Professor Paul B. Siegel of Virginia Tech reviewed genetic progress over the past few decades with emphasis on the response of flocks to nutrition during his address, “Feed Efficiency from a Breeding and Genetic Viewpoint,” at the Midwest Poultry Federation Convention.


Professor Paul B. Siegel

Consolidation among primary breeders has reduced the number of strains available to producers. At the same time recent acquisitions may have benefits through concentrating resources on selection for traits of commercial significance. Geneticists affiliated with the remaining major multi-national breeders are required to balance reproductive efficiency, livability and product quality to suit a broad spectrum of climatic and housing conditions and nutrient profiles based on the availability and type of ingredients.

Economics affect selection 

Dr. Siegel stressed that geneticists should focus selection programs on the needs of consumers and the markets they represent. Apart from the fact that demands are constantly changing, feed costs and micro-economic factors influence the economics of poultry production.

Despite the current emphasis on molecular genetics, poultry breeding will depend strongly on quantitative genetics since genotypes cannot be separated physically from the environment. Dr Siegel stressed the fact that significant traits related to production are multifactorial and that genetics in fact represents only 30% of heritability of some commercial parameters. He acknowledges that molecular genetics can be used to identify lines with beneficial traits but does not envisage either transgenesis or cloning for commercial production.


Controlling feed intake 

A significant future challenge will be to understand the regulation of feed intake including the neural systems which control satiety and hunger. To illustrate the complexity of the issue Dr. Siegel described an experiment in which broilers selected for a range of growth rates and feed efficiency were compared. Three lines known to differ in growth potential were fed either a single balanced diet or allowed free choice between two diets which differed in protein and energy content but which when combined in equal proportions corresponded to the nutrient content of the balanced diet.

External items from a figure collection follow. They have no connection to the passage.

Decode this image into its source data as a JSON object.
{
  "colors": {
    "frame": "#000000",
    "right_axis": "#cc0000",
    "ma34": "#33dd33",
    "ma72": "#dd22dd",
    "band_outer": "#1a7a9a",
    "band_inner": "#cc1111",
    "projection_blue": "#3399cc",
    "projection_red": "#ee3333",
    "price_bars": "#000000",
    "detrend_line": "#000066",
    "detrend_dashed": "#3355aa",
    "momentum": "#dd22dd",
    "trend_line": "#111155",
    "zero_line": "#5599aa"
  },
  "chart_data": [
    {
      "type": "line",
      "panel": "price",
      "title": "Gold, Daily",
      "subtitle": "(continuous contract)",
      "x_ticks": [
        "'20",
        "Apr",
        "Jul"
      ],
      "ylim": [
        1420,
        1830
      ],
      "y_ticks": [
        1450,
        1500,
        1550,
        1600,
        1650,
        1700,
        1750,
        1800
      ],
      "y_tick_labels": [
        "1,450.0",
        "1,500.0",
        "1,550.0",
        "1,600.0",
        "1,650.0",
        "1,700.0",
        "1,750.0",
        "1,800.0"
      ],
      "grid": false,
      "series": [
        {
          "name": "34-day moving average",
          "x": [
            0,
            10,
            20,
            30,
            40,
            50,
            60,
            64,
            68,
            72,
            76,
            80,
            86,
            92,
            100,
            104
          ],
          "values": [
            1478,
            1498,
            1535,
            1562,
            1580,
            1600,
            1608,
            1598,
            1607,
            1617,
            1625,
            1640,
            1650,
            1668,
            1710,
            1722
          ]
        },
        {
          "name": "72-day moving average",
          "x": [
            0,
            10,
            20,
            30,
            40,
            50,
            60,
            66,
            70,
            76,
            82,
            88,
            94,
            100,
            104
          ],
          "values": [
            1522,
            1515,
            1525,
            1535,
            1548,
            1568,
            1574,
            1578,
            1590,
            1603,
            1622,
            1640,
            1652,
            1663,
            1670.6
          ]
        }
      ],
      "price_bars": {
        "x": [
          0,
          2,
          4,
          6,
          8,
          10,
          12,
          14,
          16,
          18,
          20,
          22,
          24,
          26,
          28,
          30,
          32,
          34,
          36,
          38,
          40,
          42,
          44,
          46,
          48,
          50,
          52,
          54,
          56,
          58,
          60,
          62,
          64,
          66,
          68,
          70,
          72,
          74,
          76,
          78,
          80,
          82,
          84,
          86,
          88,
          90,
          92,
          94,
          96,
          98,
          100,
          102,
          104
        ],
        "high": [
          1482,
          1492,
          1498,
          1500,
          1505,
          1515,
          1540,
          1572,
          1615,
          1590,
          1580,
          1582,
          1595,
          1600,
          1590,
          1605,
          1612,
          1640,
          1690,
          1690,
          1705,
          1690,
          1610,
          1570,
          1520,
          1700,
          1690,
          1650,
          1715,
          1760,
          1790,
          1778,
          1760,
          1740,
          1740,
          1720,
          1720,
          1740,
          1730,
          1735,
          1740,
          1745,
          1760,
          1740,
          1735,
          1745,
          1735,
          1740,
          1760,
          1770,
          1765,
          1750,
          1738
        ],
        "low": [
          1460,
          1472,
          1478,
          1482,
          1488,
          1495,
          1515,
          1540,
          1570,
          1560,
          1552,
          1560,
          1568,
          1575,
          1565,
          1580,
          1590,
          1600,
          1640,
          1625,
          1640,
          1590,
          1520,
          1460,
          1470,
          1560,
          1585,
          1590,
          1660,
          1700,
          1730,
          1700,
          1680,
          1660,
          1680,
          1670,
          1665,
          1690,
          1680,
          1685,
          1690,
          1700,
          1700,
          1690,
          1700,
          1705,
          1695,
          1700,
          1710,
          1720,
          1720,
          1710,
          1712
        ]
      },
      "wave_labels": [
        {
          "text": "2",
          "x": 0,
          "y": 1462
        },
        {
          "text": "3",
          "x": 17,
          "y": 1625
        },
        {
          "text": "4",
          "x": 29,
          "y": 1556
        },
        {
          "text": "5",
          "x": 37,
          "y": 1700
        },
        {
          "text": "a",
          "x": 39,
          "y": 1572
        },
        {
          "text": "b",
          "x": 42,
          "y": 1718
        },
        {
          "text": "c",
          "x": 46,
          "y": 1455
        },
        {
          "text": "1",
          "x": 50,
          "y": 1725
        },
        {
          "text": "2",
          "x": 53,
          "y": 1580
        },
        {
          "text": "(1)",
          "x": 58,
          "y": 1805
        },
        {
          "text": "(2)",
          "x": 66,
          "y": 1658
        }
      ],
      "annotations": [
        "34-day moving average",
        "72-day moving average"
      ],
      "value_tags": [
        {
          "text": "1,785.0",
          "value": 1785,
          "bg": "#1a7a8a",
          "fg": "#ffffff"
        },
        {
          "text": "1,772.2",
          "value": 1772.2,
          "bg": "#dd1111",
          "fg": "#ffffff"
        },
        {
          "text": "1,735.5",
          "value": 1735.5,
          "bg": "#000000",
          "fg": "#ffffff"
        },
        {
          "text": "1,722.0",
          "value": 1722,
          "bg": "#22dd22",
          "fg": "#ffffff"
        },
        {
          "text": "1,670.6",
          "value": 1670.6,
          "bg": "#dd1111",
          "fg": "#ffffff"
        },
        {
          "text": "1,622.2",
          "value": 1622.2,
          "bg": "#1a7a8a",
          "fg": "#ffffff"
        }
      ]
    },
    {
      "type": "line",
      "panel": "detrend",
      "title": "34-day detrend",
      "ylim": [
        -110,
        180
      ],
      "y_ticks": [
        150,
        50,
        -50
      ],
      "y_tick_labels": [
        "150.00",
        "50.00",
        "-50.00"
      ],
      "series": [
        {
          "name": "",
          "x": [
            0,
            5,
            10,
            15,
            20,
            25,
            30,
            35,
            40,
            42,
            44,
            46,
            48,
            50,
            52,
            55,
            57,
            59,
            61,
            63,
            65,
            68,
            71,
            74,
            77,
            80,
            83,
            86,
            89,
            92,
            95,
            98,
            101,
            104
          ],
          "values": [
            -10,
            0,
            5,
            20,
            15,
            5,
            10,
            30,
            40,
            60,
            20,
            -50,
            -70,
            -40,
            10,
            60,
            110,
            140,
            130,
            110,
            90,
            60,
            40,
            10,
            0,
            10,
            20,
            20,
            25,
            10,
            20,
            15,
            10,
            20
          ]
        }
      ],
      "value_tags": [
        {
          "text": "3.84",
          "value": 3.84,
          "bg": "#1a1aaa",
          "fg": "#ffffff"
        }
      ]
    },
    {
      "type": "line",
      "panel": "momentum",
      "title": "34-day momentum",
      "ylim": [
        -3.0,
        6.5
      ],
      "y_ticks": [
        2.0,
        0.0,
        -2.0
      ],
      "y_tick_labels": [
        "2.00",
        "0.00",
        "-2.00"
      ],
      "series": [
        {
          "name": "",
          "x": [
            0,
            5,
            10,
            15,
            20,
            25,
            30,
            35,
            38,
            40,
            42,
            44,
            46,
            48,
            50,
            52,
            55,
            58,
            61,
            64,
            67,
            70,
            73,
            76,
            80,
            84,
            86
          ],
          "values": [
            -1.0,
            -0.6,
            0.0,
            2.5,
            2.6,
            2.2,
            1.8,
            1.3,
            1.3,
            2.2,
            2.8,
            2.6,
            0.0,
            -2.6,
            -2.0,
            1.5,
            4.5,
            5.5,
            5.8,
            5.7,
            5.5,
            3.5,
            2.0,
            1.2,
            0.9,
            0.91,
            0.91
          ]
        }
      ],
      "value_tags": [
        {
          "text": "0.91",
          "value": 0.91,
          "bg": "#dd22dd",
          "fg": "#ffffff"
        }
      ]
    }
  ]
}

Broilers fed a balanced diet achieved the heaviest weight with the most beneficial feed conversion efficiency, highest breast meat yield and lowest fat content than broilers allowed free choice. High growth weight was however associated with elevated mortality. Broilers allowed free choice selected diets which predicated survival at the expense of growth and hence would deprive producers of optimal economic benefit.

It is anticipated that cumulative improvement in performance will continue over succeeding generations applying quantitative genetics. Optimal nutrition, control of disease and stockmanship are however required to achieve genetic potential.